Diese Trockenschäden und der Schädlingsbefall hinterlassen auch deutliche Spuren im Nußlocher Wald

Nicht nur die Fichtenbestände im Bereich Tannengarten hatten in der Folge mit Borkenkäferbefall zu kämpfen. Auch die Buche litt insbesondere an trockenen Standorten erheblich. Besonders betroffen ist der Distrikt Buchwald (Bereich hinter dem Waldsportplatz). Wegen der Flachgründigkeit des Bodens standen hier die Buchen besonders lange unter Trockenstress. Wie sich im Nachgang zeigte, für eine Vielzahl von Bäumen zu lange.

Das Schadensbild mit vertrockneten Baumkronen, abgebrochenen Kronenteilen und teils auch Verfärbungen der Rinde sowie Pilzbefall haben in Abstimmung mit dem Kreisforstamt bereits 2019 eine Entnahme dieser Bäume erforderlich gemacht. Als Waldeigentümer hat die Gemeinde für die Gefahrenabwehr Sorge tragen: die Vermeidung von unkontrolliertem Zusammenbrechen der Bäume als Gefahr für Waldbesucher, Anlieger und bei der Holzaufbereitung hat oberste Priorität. Auch die Schadensminimierung an der Naturverjüngung sowie eine Entwertung des Holzes müssen berücksichtigt werden. So kam man nicht umhin, im Winter 2019/2020 weitere Bäume zu fällen. Das Waldbild wurde dadurch stark verändert und überrascht aktuell so manchen Spaziergänger.
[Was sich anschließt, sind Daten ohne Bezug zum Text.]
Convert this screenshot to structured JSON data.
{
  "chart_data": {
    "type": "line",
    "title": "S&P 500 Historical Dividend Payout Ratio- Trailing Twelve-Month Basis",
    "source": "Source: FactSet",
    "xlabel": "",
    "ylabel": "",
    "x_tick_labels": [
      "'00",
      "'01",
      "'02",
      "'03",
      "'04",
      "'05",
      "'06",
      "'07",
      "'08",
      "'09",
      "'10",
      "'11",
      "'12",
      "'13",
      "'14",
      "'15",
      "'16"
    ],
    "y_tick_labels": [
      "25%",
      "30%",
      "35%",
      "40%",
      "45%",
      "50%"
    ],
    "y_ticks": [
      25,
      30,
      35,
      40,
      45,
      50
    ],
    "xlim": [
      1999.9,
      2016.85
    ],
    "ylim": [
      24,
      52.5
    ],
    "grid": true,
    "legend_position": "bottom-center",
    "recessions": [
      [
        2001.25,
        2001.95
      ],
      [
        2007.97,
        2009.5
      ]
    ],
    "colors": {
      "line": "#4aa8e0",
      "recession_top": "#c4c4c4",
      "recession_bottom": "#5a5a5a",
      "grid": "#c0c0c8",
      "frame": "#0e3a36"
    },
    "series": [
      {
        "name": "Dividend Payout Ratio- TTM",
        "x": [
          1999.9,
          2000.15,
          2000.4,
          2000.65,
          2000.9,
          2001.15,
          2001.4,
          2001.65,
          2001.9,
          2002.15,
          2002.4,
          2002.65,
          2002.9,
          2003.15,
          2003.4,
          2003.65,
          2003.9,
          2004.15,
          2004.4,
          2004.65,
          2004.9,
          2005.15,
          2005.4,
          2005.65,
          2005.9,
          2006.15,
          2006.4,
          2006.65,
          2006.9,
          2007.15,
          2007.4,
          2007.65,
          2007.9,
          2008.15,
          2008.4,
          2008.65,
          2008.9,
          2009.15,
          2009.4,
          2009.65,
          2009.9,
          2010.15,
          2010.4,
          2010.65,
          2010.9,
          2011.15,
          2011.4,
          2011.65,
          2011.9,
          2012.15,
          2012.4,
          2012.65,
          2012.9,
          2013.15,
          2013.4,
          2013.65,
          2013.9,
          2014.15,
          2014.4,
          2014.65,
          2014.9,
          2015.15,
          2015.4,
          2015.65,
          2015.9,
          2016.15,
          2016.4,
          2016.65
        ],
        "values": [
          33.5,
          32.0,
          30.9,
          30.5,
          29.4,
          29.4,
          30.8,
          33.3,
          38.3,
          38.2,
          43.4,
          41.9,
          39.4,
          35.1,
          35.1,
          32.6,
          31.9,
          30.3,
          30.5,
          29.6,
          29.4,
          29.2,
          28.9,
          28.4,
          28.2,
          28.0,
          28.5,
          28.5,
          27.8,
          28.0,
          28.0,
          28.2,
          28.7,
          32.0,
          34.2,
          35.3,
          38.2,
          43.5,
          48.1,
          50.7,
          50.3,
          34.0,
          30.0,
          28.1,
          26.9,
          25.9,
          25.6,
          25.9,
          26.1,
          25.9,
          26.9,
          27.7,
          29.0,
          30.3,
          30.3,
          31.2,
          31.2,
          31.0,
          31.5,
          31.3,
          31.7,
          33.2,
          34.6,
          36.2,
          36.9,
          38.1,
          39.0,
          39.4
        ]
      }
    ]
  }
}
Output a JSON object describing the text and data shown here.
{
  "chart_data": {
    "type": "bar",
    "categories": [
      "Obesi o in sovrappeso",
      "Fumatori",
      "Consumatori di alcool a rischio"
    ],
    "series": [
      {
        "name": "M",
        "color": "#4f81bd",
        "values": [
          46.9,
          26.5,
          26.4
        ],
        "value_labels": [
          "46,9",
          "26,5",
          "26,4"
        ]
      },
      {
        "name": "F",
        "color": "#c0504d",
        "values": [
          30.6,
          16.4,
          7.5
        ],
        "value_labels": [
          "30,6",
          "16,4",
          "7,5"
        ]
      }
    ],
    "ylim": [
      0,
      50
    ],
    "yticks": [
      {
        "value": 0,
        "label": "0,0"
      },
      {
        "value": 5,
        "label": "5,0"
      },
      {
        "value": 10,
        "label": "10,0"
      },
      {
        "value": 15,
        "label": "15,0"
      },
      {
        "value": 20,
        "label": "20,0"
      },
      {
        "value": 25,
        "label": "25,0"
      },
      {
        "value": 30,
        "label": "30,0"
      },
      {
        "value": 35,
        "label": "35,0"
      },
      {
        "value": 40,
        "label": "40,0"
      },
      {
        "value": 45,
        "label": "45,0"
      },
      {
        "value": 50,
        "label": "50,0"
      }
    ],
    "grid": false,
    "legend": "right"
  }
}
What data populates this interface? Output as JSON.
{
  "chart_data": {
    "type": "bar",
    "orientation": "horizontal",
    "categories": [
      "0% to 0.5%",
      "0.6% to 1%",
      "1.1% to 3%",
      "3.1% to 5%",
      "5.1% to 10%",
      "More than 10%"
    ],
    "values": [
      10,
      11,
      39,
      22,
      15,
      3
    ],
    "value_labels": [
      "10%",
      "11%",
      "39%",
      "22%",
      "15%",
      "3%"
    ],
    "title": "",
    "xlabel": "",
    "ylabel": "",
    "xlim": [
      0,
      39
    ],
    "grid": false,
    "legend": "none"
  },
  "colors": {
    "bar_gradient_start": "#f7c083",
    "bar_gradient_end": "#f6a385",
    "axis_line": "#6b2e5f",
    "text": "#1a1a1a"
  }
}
Beim Tannengartenweg wurde ein Großteil der Schadflächen im Nadelholzbereich 2019 bereits aufgeforstet.

Für die Schadflächen im Laubbaumbereich wird individuell ein Aufforstungskonzept erarbeitet, das unter Einbeziehung aller relevanten Parameter klimastabilere Baumkulturen entstehen lassen soll. Es wird hier einige Jahre Geduld brauchen, bis diese Maßnahmen auch im Waldbild ihre Wirkung entfalten können.

Die Gemeinde Nußloch wird gerne in einer öffentlichen Waldbegehung mit dem Revierleiter Herrn Reinhard ausführlichere Informationen zur Situation „in unserem Wald“ interessierten Bürgern näherbringen. Eine gemeinsame Waldführung lässt sich nach Lockerung bzw. Aufhebung bestehender „Corona Beschränkungen“ durchführen. Auch die Teilnahme an der Waldbegehung mit dem Gemeinderat im Oktober 2020 soll der Öffentlichkeit zur Verfügung stehen.